CyFlare Actions Taken: • XDRaaS: Request submitted to the vendor to update the ‘Emerging Threat’ security detection by adding provided Yara rules to the tool’s IDS Engine to trigger on recent related activity observed, if not preemptively added/updated already. The Machine Learning-IDS engine, as well as built-in threat intelligence, is also consistently updated with the latest threats identified by the open-source cyber threat intelligence community. https://github.com/SentineLabs/yara/blob/main/APT_ZZ_Unknown_HermeticWiper.yar • SentinelOne: SentinelLabs provided a list of Yara detection rules, as well as ‘Deep Visibility’ queries that the SOC will leverage to search for related indicators of compromise across customers’ SentinelOne environments. • AlienVault USM Anywhere: AlienVault Open Threat Exchange or OTX has been updated with ‘OTX Pulses’ or information available on related indicators observed from both vendor and community. Any OTX indicators, such as those related to emerging Russian Cyber-attacks will trigger security alarms if observed in any customer’s environment. https://otx.alienvault.com/pulse/621802d015d213ff12c78818 • Sophos: Sophos released recent news articles & blog posts highlighting the emerging activity related to Russia’s invasion of Ukraine, as well as general best-practice cyber security tips. Moreover, the Austrian IT-Security testing lab – “AV-Comparatives” has tested the protection of recently-emerged Hermetic Wiper malware across multiple vendors. Sophos was one enterprise endpoint security vendor tested and identified as having full detection for Hermetic Wiper malware variants and was able to protect systems effectively against its multiple variants.
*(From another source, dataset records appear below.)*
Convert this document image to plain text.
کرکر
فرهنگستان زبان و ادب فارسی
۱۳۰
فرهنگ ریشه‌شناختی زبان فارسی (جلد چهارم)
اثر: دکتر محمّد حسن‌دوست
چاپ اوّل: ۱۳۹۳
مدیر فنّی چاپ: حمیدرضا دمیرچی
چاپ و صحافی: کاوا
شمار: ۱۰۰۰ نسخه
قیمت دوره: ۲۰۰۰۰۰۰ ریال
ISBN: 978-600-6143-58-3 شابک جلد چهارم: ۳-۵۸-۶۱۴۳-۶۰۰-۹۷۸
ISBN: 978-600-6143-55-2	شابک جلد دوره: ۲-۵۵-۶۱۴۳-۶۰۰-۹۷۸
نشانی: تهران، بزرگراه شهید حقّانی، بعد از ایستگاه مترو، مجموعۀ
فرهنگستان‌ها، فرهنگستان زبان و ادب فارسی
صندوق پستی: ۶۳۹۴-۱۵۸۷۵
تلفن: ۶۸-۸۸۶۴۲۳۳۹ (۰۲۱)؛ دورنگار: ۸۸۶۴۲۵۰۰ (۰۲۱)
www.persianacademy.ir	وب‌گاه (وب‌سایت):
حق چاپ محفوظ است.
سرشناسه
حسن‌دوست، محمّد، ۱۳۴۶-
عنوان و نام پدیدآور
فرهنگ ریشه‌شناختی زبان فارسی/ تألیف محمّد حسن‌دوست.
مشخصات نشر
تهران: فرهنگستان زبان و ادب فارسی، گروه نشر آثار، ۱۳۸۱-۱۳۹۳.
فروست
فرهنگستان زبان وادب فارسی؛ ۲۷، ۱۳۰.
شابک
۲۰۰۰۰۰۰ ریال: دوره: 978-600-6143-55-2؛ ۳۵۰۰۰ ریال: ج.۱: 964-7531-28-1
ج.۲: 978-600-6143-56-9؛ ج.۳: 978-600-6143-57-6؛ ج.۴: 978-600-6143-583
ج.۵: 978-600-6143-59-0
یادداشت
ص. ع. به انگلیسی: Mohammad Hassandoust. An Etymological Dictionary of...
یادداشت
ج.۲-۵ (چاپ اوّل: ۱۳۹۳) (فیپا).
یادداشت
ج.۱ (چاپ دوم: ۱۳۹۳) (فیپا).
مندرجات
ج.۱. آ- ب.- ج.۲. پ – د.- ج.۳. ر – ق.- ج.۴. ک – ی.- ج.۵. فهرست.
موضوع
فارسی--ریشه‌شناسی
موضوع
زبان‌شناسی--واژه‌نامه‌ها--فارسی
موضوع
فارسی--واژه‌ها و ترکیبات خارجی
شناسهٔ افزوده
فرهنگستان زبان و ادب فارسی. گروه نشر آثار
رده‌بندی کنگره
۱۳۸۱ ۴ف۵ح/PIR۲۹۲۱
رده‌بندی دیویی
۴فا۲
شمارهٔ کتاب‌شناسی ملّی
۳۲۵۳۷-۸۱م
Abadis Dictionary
Developing Situation: With a full-scale invasion now underway in Ukraine, the likelihood of further cyberattacks from Russia remains high. The SOC will continue to research emerging related threats in the wild or from the cyber community. Furthermore, the SOC will hunt related indicators of compromise, as well as scan for the vulnerabilities within our clients that have the Vulnerability Management Service.